Answer
$Al^{3+}$ presents, $Na^{+}$ possibly presents, $Mg^{2+}$ and $Ag^{2+}$ definitely absent.
Work Step by Step
When our solution is treated with hydrochloric acid, $Cl^{-}$ ions are supplied. Because precipitation does not happen, we can deduce that $Ag^{+}$ ions are definitely absent, as $AgCl$ solubility is almost non-existent.
Our solution is then treated with $H_{2}S$ twice, once at $pH=1$ and the other at $pH=8$. At $pH=1$, there is no precipitation and we cannot deduce anything from it, as $Al^{3+}$, $Na^{+}$ and $Mg^{2+}$ don't precipitate at this situation. However, at $pH=8$, $[OH^{-}]$ is profoundly higher, causing $Al(OH)_3$ to precipitate. Because $Al^{3+}$ is the only ion capable of precipitation in this case, we definitely know that $Al^{3+}$ exists.
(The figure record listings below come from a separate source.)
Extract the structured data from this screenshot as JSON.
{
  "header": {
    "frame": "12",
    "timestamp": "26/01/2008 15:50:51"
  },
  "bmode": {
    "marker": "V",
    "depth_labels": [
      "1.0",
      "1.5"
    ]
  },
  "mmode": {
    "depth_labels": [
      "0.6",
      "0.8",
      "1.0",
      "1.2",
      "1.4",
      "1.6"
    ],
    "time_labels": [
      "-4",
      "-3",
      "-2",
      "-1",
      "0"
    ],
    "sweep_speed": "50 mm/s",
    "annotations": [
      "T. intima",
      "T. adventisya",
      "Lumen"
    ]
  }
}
Finally, the solution is treated with $(NH_4)_2HPO_4$, and there is no precipitation. Thus, we know that $Mg^{2+}$ does not exist, as $MgNH_4PO_4$ should have precipitated.
Throughout this whole test, $Na^{+}$, being an alkali ion, could not be identified using methods based on precipitation, since it remains soluble in all situations mentioned above. Hence, we will mark it as "possibly present."